Even learning the lingo was a challenge. A whole new vocabulary had to be mastered just to describe your home. The kitchen isn’t a kitchen, it's a galley. The bathrooms aren’t bathrooms, they're heads. Closets are lockers and bedrooms are cabins. Ropes are lines or halyards or painters. There's fore and aft, bow and stern, port and starboard and no permanent address.

Perhaps the most drastic change of all for me was no shopping…or worse, nothing to buy. Not only were there no places to shop, other than for groceries, but my usual “clothes horse mentality” quickly met with cold reality. We had no big “his and hers” closets any more, just two small hanging lockers that we shared. From three large closets all my own and daily work attire consisting of silk blouses, designer suits and shoes that matched, I regressed to shorts, tank tops and Teva’s. The rule on the boat soon became, if you buy something new, something old has got to go…there’s no more room. Besides how many tee shirts can you use? As for those other sweet amenities I deemed necessary? No sense in getting my nails done, they’d be trashed in one day working on the boat. Makeup? Hardly ever, considering I’m usually slathered with sunscreen and salt spray. Perfume? Not unless you consider bug spray to fall into the fine fragrance category… Eau de Deet?
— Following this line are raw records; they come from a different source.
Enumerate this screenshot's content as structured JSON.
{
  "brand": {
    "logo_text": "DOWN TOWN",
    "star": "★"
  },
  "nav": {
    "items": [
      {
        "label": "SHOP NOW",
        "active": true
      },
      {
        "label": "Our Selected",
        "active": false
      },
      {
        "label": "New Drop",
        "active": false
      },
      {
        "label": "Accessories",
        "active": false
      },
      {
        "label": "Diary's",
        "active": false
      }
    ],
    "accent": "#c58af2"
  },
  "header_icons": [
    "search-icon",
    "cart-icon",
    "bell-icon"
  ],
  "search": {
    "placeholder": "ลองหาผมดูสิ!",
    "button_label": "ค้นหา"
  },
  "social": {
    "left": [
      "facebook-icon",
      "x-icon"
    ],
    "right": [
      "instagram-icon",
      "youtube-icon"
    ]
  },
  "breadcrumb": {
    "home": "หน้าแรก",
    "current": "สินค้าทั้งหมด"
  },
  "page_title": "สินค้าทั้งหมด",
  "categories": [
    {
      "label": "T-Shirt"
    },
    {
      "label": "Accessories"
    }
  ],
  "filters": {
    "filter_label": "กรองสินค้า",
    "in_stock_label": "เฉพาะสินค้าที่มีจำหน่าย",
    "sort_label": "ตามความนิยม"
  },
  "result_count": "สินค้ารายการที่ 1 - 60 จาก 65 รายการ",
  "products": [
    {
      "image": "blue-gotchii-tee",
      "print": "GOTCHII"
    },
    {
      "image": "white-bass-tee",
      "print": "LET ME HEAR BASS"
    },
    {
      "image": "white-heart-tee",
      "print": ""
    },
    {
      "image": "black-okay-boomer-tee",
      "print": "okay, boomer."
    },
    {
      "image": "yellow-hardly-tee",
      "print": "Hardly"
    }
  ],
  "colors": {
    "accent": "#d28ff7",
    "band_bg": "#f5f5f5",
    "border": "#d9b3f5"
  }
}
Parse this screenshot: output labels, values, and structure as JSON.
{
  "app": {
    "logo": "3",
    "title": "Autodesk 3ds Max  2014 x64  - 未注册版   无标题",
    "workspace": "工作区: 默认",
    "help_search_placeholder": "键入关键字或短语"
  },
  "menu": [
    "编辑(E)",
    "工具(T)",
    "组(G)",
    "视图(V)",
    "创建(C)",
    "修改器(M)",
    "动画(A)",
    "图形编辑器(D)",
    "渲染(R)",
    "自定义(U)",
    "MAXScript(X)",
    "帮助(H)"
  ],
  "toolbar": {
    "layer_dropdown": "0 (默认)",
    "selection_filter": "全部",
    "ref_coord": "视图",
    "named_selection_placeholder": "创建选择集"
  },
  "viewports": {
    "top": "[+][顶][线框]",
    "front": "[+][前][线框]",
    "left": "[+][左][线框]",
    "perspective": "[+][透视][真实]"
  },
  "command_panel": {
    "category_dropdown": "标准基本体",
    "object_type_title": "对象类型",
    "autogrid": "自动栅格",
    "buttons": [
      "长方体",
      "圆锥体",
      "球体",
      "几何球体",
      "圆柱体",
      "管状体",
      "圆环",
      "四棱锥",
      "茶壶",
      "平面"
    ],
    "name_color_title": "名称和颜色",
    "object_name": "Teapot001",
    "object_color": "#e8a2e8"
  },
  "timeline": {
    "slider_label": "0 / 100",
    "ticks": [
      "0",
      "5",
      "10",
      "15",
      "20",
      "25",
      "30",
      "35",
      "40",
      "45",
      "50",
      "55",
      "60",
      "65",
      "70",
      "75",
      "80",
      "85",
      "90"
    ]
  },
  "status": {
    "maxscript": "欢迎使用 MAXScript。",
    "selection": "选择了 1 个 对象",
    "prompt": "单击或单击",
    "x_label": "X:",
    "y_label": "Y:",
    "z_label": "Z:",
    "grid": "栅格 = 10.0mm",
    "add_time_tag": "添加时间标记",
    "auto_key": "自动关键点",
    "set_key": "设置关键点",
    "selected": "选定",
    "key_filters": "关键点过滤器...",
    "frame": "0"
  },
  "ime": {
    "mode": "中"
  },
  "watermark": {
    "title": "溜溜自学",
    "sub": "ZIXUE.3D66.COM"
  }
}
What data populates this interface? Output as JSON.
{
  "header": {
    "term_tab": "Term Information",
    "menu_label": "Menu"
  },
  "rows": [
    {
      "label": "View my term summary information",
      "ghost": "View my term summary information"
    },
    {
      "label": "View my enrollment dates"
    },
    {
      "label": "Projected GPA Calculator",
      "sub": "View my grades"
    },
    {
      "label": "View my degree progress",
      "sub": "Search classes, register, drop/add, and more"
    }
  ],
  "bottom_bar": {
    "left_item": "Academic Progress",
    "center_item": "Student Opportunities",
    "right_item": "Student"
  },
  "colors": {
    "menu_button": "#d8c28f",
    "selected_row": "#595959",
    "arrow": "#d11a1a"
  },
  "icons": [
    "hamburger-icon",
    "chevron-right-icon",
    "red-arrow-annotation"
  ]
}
As if the physical changes weren’t enough, the psychological changes seemed even greater. We were used to working long, hard hours…as many as 80-90 hours some weeks. At least one of us was always on the road. Phones were always ringing, someone was always “on hold”, emails and messages mounted up and the meetings were endless. We juggled all this while running a household and raising a family. Now…the kids were gone, the boat, though requiring a steady amount of maintenance and TLC, does not necessitate even a 40-hour work week. Without a telephone, the only ringing in our ears is from fog horns and sea gull cries. No emails, no internet and blessedly, no meetings. It took a while to figure it out, but there was so much to do that wasn’t “work”, so much to see and experience, but we had to work at not working. With a concerted effort, we had to learn to play and quite frankly, it wasn’t easy.

Time ceased to be an issue. There were no weekends to acknowledge. In the beginning, we'd rise early, rush to get our boat chores done and then hurry to enjoy the offerings of the current port. After all, we had places to be, things to see and a schedule to keep. For nearly a year, we pushed to get from one port to another, always reluctant to stay longer than our defined schedule allowed. Then we spent a summer in Maritime Canada and the rushing ceased. The area was just too beautiful to resist and too delightful to allow rushing. We made up excuses to stay just a few more days here and a day or two longer there and finally chided ourselves for needing excuses. Wasn’t this what we had yearned for when we set off to sail?

So what’s the attraction? This way of life is harder and lacks all those amenities we’d once considered necessities. If this is true, what comical sense of the macabre drew us to this sort of life? Though living on a boat is physically demanding, it is also the most carefree we have ever been. No mortgage, no car payments, no monthly telephone or electric bills…just our daily expenses as we choose. Life has become simple. We worry about weather, currents and tides instead of traffic, lawn mowing, bill paying and office politics. Welcome to our new life!